Sign up for TSA Pre-Check/Global Entry Early
I was silly for not signing up for the U.S.’s Pre-Check and Global Entry sooner. With five international trips this year, I should have taken care of it a lot sooner than this summer. When I did finally get around to registering, I thought I’d get things done in time for my July South Africa trip. What I wasn’t counting on was the long wait for the in-person appointment one is forced to schedule.
The soonest appointments at the offices closest to me were over a month out. In Portland, the earliest available times were three months out!
So if you are considering signing up for Pre-Check or Global Entry, be sure to register months ahead of your next trip, if possible.
Jet-lagged? Go for a run!
Jet lag is never fun. It usually affects me (and most people) more traveling eastward, but I don’t sleep well on planes, so I’m usually fried no matter which direction I’m flying.
When Jenn and I made the long journey to Australia earlier this year, we were pretty exhausted upon arrival. Unfortunately, we arrived early in the morning, so we couldn’t just hit the sack right away. And I worried that a midday nap would ensure waking up in the middle of the night. I didn’t need to be awake at 2am.
So we tried something I’ve never done before to combat jet lag: we went for a run.
Hey, I hate running, but if time allows we do try and jog every now and then. This was a great excuse to get out and get a little exercise, something there’s rarely time for on many of my vehicle-based trips. Plus, it was a great way to see a bit more of downtown Sydney. A little workout combined with a little tourism. And we managed to stay awake and adjust our sleep schedule really quickly. Not a bad way to start the trip.
Warn your credit card companies about travel, including connecting airport countries.
Even if you plan to take nothing but cash with you on an international trip, it’s a good idea to have a credit card (or cards) with you as a backup option. However, there are a couple things to remember if you’re going to be using your cards overseas.
First, call your card provider (or log into your online account) and warn them you’re traveling internationally. If your bank or card company sees charges suddenly coming in from overseas and you haven’t warned them, they may freeze your account, leaving you high and dry in case of financial emergency. So set your travel alerts ahead of time, and be sure to include any stop-over countries or places where you’re connecting, in case you need to make a purchase at the connecting airport.
Also, make sure you have a PIN number set. We’re used to having a pin for our debit/check cards, but most of us have never had to use a pin for a credit card.
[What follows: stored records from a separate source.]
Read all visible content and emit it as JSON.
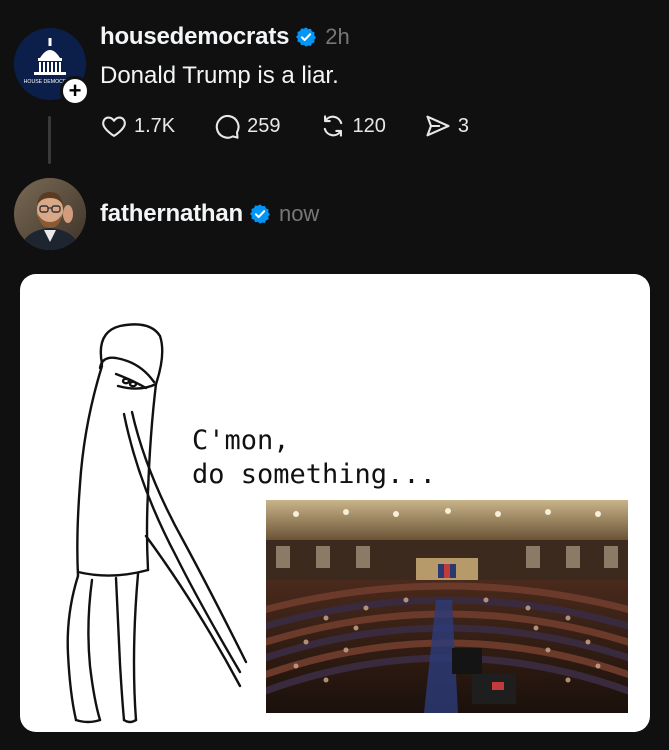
{
  "post1": {
    "username": "housedemocrats",
    "verified": true,
    "timestamp": "2h",
    "text": "Donald Trump is a liar.",
    "avatar_text": "HOUSE DEMOCRATS",
    "follow_icon": "plus-icon",
    "actions": {
      "likes": "1.7K",
      "replies": "259",
      "reposts": "120",
      "shares": "3"
    }
  },
  "post2": {
    "username": "fathernathan",
    "verified": true,
    "timestamp": "now",
    "media": {
      "caption_line1": "C'mon,",
      "caption_line2": "do something..."
    }
  },
  "colors": {
    "background": "#101010",
    "verified_blue": "#0095f6",
    "muted_text": "#777777",
    "primary_text": "#f3f5f7"
  }
}
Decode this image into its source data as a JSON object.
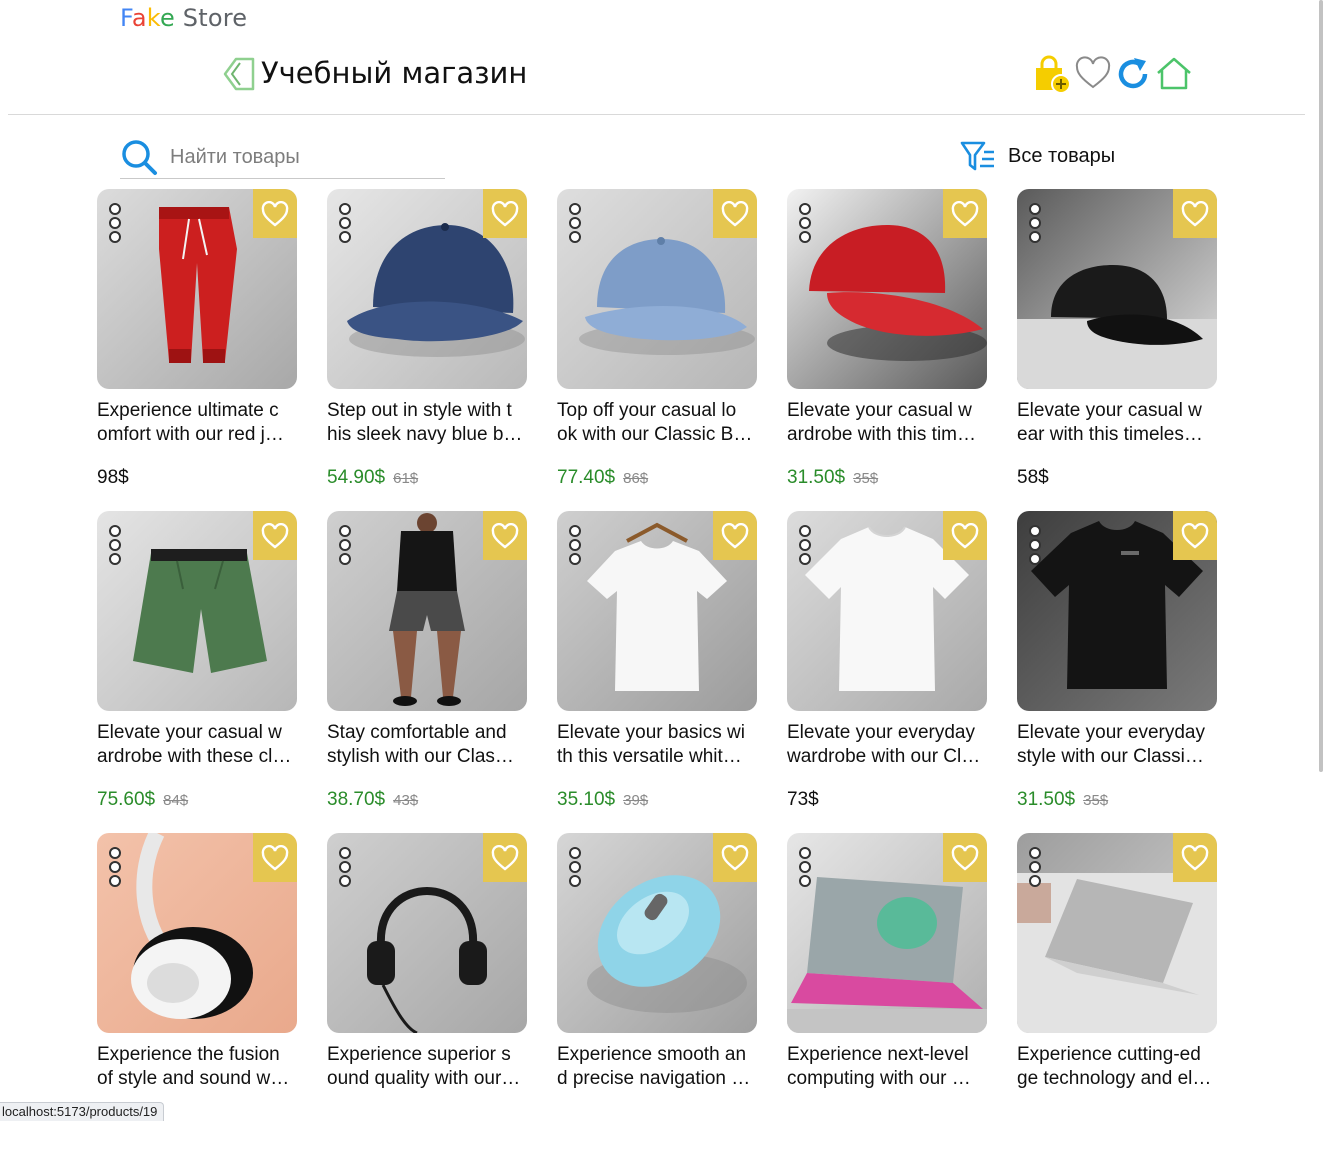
{
  "brand": {
    "letters": [
      "F",
      "a",
      "k",
      "e"
    ],
    "rest": "Store"
  },
  "header": {
    "title": "Учебный магазин",
    "icons": [
      "back-arrow-icon",
      "shopping-bag-add-icon",
      "heart-icon",
      "refresh-icon",
      "home-icon"
    ]
  },
  "search": {
    "placeholder": "Найти товары",
    "value": ""
  },
  "filter": {
    "label": "Все товары",
    "icon": "filter-list-icon"
  },
  "colors": {
    "sale_price": "#2a8c2a",
    "favorite_bg": "#e5c650",
    "bag": "#f5cd00",
    "refresh": "#1a8ee0",
    "home": "#4cc46a"
  },
  "products": [
    {
      "lines": [
        "Experience ultimate c",
        "omfort with our red j…"
      ],
      "price": "98$",
      "old_price": "",
      "image": "red-joggers"
    },
    {
      "lines": [
        "Step out in style with t",
        "his sleek navy blue b…"
      ],
      "price": "54.90$",
      "old_price": "61$",
      "image": "navy-cap"
    },
    {
      "lines": [
        "Top off your casual lo",
        "ok with our Classic B…"
      ],
      "price": "77.40$",
      "old_price": "86$",
      "image": "blue-cap"
    },
    {
      "lines": [
        "Elevate your casual w",
        "ardrobe with this tim…"
      ],
      "price": "31.50$",
      "old_price": "35$",
      "image": "red-cap"
    },
    {
      "lines": [
        "Elevate your casual w",
        "ear with this timeles…"
      ],
      "price": "58$",
      "old_price": "",
      "image": "black-cap"
    },
    {
      "lines": [
        "Elevate your casual w",
        "ardrobe with these cl…"
      ],
      "price": "75.60$",
      "old_price": "84$",
      "image": "green-shorts"
    },
    {
      "lines": [
        "Stay comfortable and",
        "stylish with our Clas…"
      ],
      "price": "38.70$",
      "old_price": "43$",
      "image": "grey-shorts-model"
    },
    {
      "lines": [
        "Elevate your basics wi",
        "th this versatile whit…"
      ],
      "price": "35.10$",
      "old_price": "39$",
      "image": "white-tshirt-hanger"
    },
    {
      "lines": [
        "Elevate your everyday",
        "wardrobe with our Cl…"
      ],
      "price": "73$",
      "old_price": "",
      "image": "white-tshirt"
    },
    {
      "lines": [
        "Elevate your everyday",
        "style with our Classi…"
      ],
      "price": "31.50$",
      "old_price": "35$",
      "image": "black-tshirt"
    },
    {
      "lines": [
        "Experience the fusion",
        "of style and sound w…"
      ],
      "price": "",
      "old_price": "",
      "image": "white-headphones"
    },
    {
      "lines": [
        "Experience superior s",
        "ound quality with our…"
      ],
      "price": "",
      "old_price": "",
      "image": "black-headphones"
    },
    {
      "lines": [
        "Experience smooth an",
        "d precise navigation …"
      ],
      "price": "",
      "old_price": "",
      "image": "blue-mouse"
    },
    {
      "lines": [
        "Experience next-level",
        "computing with our …"
      ],
      "price": "",
      "old_price": "",
      "image": "laptop-neon"
    },
    {
      "lines": [
        "Experience cutting-ed",
        "ge technology and el…"
      ],
      "price": "",
      "old_price": "",
      "image": "laptop-silver"
    }
  ],
  "status_url": "localhost:5173/products/19"
}
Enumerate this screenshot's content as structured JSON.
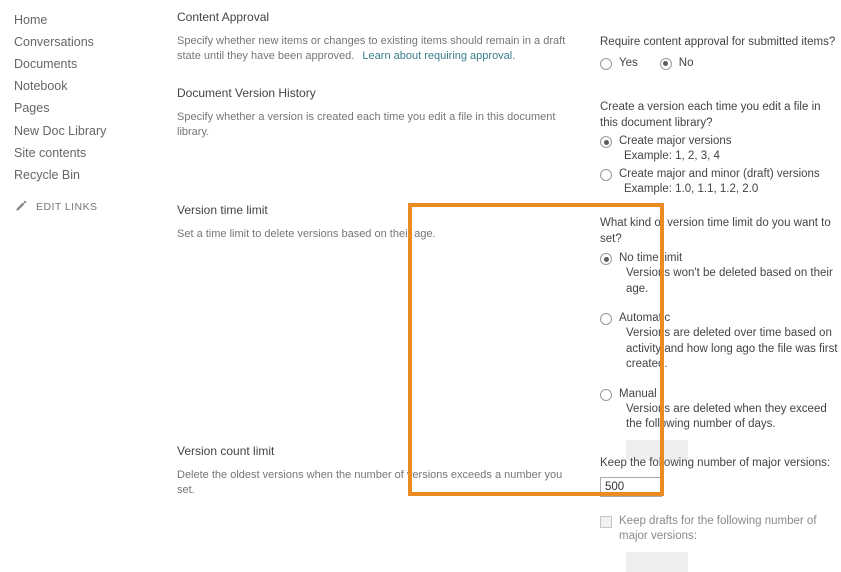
{
  "sidebar": {
    "items": [
      {
        "label": "Home"
      },
      {
        "label": "Conversations"
      },
      {
        "label": "Documents"
      },
      {
        "label": "Notebook"
      },
      {
        "label": "Pages"
      },
      {
        "label": "New Doc Library"
      },
      {
        "label": "Site contents"
      },
      {
        "label": "Recycle Bin"
      }
    ],
    "edit_links": {
      "label": "EDIT LINKS",
      "icon": "pencil-icon"
    }
  },
  "sections": {
    "content_approval": {
      "title": "Content Approval",
      "description": "Specify whether new items or changes to existing items should remain in a draft state until they have been approved.",
      "link_text": "Learn about requiring approval.",
      "question": "Require content approval for submitted items?",
      "options": [
        {
          "label": "Yes",
          "selected": false
        },
        {
          "label": "No",
          "selected": true
        }
      ]
    },
    "version_history": {
      "title": "Document Version History",
      "description": "Specify whether a version is created each time you edit a file in this document library.",
      "question": "Create a version each time you edit a file in this document library?",
      "options": [
        {
          "label": "Create major versions",
          "example": "Example: 1, 2, 3, 4",
          "selected": true
        },
        {
          "label": "Create major and minor (draft) versions",
          "example": "Example: 1.0, 1.1, 1.2, 2.0",
          "selected": false
        }
      ]
    },
    "version_time_limit": {
      "title": "Version time limit",
      "description": "Set a time limit to delete versions based on their age.",
      "question": "What kind of version time limit do you want to set?",
      "options": [
        {
          "label": "No time limit",
          "detail": "Versions won't be deleted based on their age.",
          "selected": true
        },
        {
          "label": "Automatic",
          "detail": "Versions are deleted over time based on activity and how long ago the file was first created.",
          "selected": false
        },
        {
          "label": "Manual",
          "detail": "Versions are deleted when they exceed the following number of days.",
          "selected": false,
          "input_value": "",
          "input_disabled": true
        }
      ]
    },
    "version_count_limit": {
      "title": "Version count limit",
      "description": "Delete the oldest versions when the number of versions exceeds a number you set.",
      "major_versions_label": "Keep the following number of major versions:",
      "major_versions_value": "500",
      "drafts_checkbox_label": "Keep drafts for the following number of major versions:",
      "drafts_checked": false,
      "drafts_value": "",
      "drafts_input_disabled": true
    }
  },
  "highlight": {
    "color": "#ea8c22",
    "target": "version-time-limit-and-count-panel"
  }
}
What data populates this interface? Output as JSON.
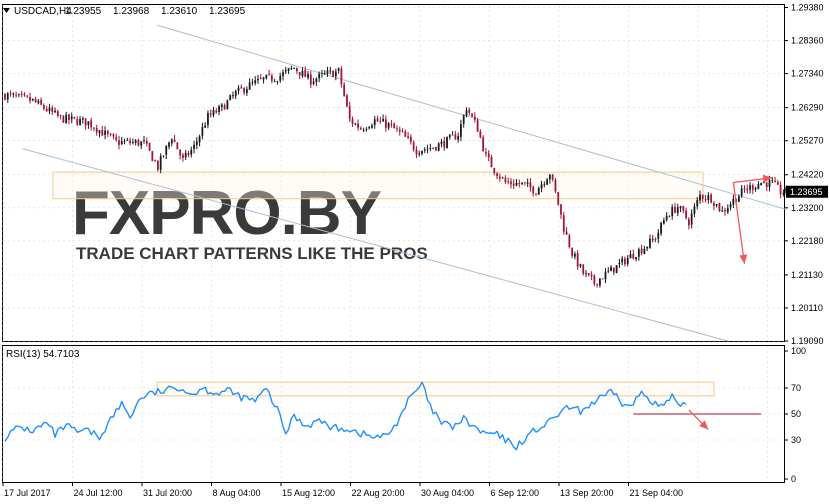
{
  "main_header": {
    "symbol": "USDCAD,H4",
    "open": "1.23955",
    "high": "1.23968",
    "low": "1.23610",
    "close": "1.23695"
  },
  "rsi_header": "RSI(13) 54.7103",
  "watermark": {
    "logo": "FXPRO.BY",
    "tagline": "TRADE CHART PATTERNS LIKE THE PROS"
  },
  "colors": {
    "bull_candle": "#1a1a1a",
    "bear_candle": "#a31538",
    "rsi_line": "#1e90ff",
    "channel_line": "#a9bfd3",
    "zone_border": "#f5c98a",
    "arrow": "#ee5a5a",
    "level_line": "#a31538",
    "grid": "#d8d8d8",
    "price_marker_bg": "#000000"
  },
  "chart_data": [
    {
      "type": "candlestick",
      "symbol": "USDCAD",
      "timeframe": "H4",
      "ylim": [
        1.1909,
        1.2938
      ],
      "y_ticks": [
        "1.29380",
        "1.28360",
        "1.27340",
        "1.26290",
        "1.25270",
        "1.24220",
        "1.23200",
        "1.22180",
        "1.21130",
        "1.20110",
        "1.19090"
      ],
      "current_price": "1.23695",
      "x_tick_labels": [
        "17 Jul 2017",
        "24 Jul 12:00",
        "31 Jul 20:00",
        "8 Aug 04:00",
        "15 Aug 12:00",
        "22 Aug 20:00",
        "30 Aug 04:00",
        "6 Sep 12:00",
        "13 Sep 20:00",
        "21 Sep 04:00"
      ],
      "close_path": [
        [
          0,
          1.2668
        ],
        [
          10,
          1.265
        ],
        [
          20,
          1.2596
        ],
        [
          30,
          1.2583
        ],
        [
          40,
          1.2523
        ],
        [
          50,
          1.252
        ],
        [
          55,
          1.2446
        ],
        [
          60,
          1.254
        ],
        [
          64,
          1.2466
        ],
        [
          68,
          1.2508
        ],
        [
          73,
          1.26
        ],
        [
          78,
          1.2628
        ],
        [
          83,
          1.2673
        ],
        [
          88,
          1.2698
        ],
        [
          93,
          1.2716
        ],
        [
          98,
          1.2723
        ],
        [
          104,
          1.2752
        ],
        [
          110,
          1.2713
        ],
        [
          116,
          1.2733
        ],
        [
          120,
          1.274
        ],
        [
          124,
          1.259
        ],
        [
          128,
          1.2565
        ],
        [
          133,
          1.259
        ],
        [
          138,
          1.2575
        ],
        [
          143,
          1.2545
        ],
        [
          148,
          1.2498
        ],
        [
          153,
          1.2505
        ],
        [
          158,
          1.252
        ],
        [
          163,
          1.2547
        ],
        [
          166,
          1.263
        ],
        [
          170,
          1.2565
        ],
        [
          173,
          1.2478
        ],
        [
          176,
          1.2438
        ],
        [
          180,
          1.2398
        ],
        [
          186,
          1.2393
        ],
        [
          191,
          1.2373
        ],
        [
          196,
          1.2428
        ],
        [
          199,
          1.2333
        ],
        [
          201,
          1.2258
        ],
        [
          204,
          1.218
        ],
        [
          208,
          1.2118
        ],
        [
          212,
          1.2088
        ],
        [
          216,
          1.2115
        ],
        [
          220,
          1.2138
        ],
        [
          224,
          1.2165
        ],
        [
          230,
          1.2198
        ],
        [
          234,
          1.2228
        ],
        [
          238,
          1.2298
        ],
        [
          242,
          1.2323
        ],
        [
          246,
          1.2278
        ],
        [
          250,
          1.2358
        ],
        [
          254,
          1.235
        ],
        [
          258,
          1.2308
        ],
        [
          262,
          1.2343
        ],
        [
          266,
          1.2375
        ],
        [
          272,
          1.2398
        ],
        [
          276,
          1.2395
        ],
        [
          279,
          1.2369
        ]
      ],
      "channel": {
        "upper": [
          [
            0.8,
            1.2948
          ],
          [
            281,
            1.2315
          ]
        ],
        "lower": [
          [
            0.8,
            1.2487
          ],
          [
            260,
            1.1909
          ]
        ]
      },
      "resistance_zone": [
        1.243,
        1.2348
      ],
      "projection_arrows": [
        [
          [
            262,
            1.2398
          ],
          [
            276,
            1.2413
          ]
        ],
        [
          [
            262,
            1.2398
          ],
          [
            266,
            1.2147
          ]
        ]
      ]
    },
    {
      "type": "line",
      "name": "RSI(13)",
      "ylim": [
        0,
        100
      ],
      "y_ticks": [
        "100",
        "70",
        "50",
        "30",
        "0"
      ],
      "last_value": "54.7103",
      "x_tick_labels": [
        "17 Jul 2017",
        "24 Jul 12:00",
        "31 Jul 20:00",
        "8 Aug 04:00",
        "15 Aug 12:00",
        "22 Aug 20:00",
        "30 Aug 04:00",
        "6 Sep 12:00",
        "13 Sep 20:00",
        "21 Sep 04:00"
      ],
      "path": [
        [
          0,
          32
        ],
        [
          5,
          40
        ],
        [
          10,
          37
        ],
        [
          15,
          43
        ],
        [
          18,
          34
        ],
        [
          22,
          41
        ],
        [
          26,
          36
        ],
        [
          30,
          37
        ],
        [
          34,
          32
        ],
        [
          38,
          46
        ],
        [
          42,
          58
        ],
        [
          45,
          48
        ],
        [
          49,
          63
        ],
        [
          53,
          66
        ],
        [
          58,
          68
        ],
        [
          63,
          71
        ],
        [
          67,
          65
        ],
        [
          71,
          70
        ],
        [
          76,
          66
        ],
        [
          80,
          68
        ],
        [
          85,
          63
        ],
        [
          90,
          60
        ],
        [
          94,
          69
        ],
        [
          98,
          53
        ],
        [
          101,
          35
        ],
        [
          104,
          49
        ],
        [
          108,
          41
        ],
        [
          113,
          45
        ],
        [
          118,
          39
        ],
        [
          123,
          39
        ],
        [
          128,
          35
        ],
        [
          133,
          32
        ],
        [
          137,
          33
        ],
        [
          140,
          40
        ],
        [
          145,
          60
        ],
        [
          150,
          73
        ],
        [
          153,
          55
        ],
        [
          157,
          43
        ],
        [
          161,
          40
        ],
        [
          165,
          46
        ],
        [
          168,
          41
        ],
        [
          172,
          35
        ],
        [
          176,
          35
        ],
        [
          180,
          30
        ],
        [
          184,
          25
        ],
        [
          188,
          33
        ],
        [
          191,
          38
        ],
        [
          195,
          42
        ],
        [
          199,
          50
        ],
        [
          203,
          55
        ],
        [
          207,
          52
        ],
        [
          211,
          58
        ],
        [
          215,
          63
        ],
        [
          219,
          67
        ],
        [
          222,
          58
        ],
        [
          225,
          55
        ],
        [
          229,
          67
        ],
        [
          233,
          60
        ],
        [
          236,
          55
        ],
        [
          240,
          63
        ],
        [
          243,
          53
        ],
        [
          245,
          60
        ]
      ],
      "zone": [
        74.5,
        64
      ],
      "level_line": {
        "from": 226,
        "to": 272,
        "value": 50
      },
      "projection_arrow": [
        [
          246,
          53
        ],
        [
          253,
          38
        ]
      ]
    }
  ]
}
Overseas you may need to use your credit card to withdraw money, so be sure you have a pin set up for it before you leave. Also note that even in the cases of “no overseas transaction fee” cards, you should expect to get charged for ATM transactions (for example, Capital One charges $10 per overseas ATM withdrawal).
Lots of pockets, the deeper the better
Going back to the issue with carry-on baggage restrictions, it’s a good idea to have lots of pockets, and deep ones at that. I recently had to rush out and purchase a last-minute replacement for my convertible NorthFace pants, which had torn in the Costa Rican jungle (a common occurrence). Unfortunately, I couldn’t find the same model of pants any more, and was forced to buy another brand. What I loved about those NorthFace pants was that the main hip pockets were really deep. I never had to worry about items falling out, including plane tickets and photo accessories.
It’s a good idea to wear some sort of cargo pants so you can stuff your pockets full when traveling, but those with larger/deeper pockets give you extra security and storage space.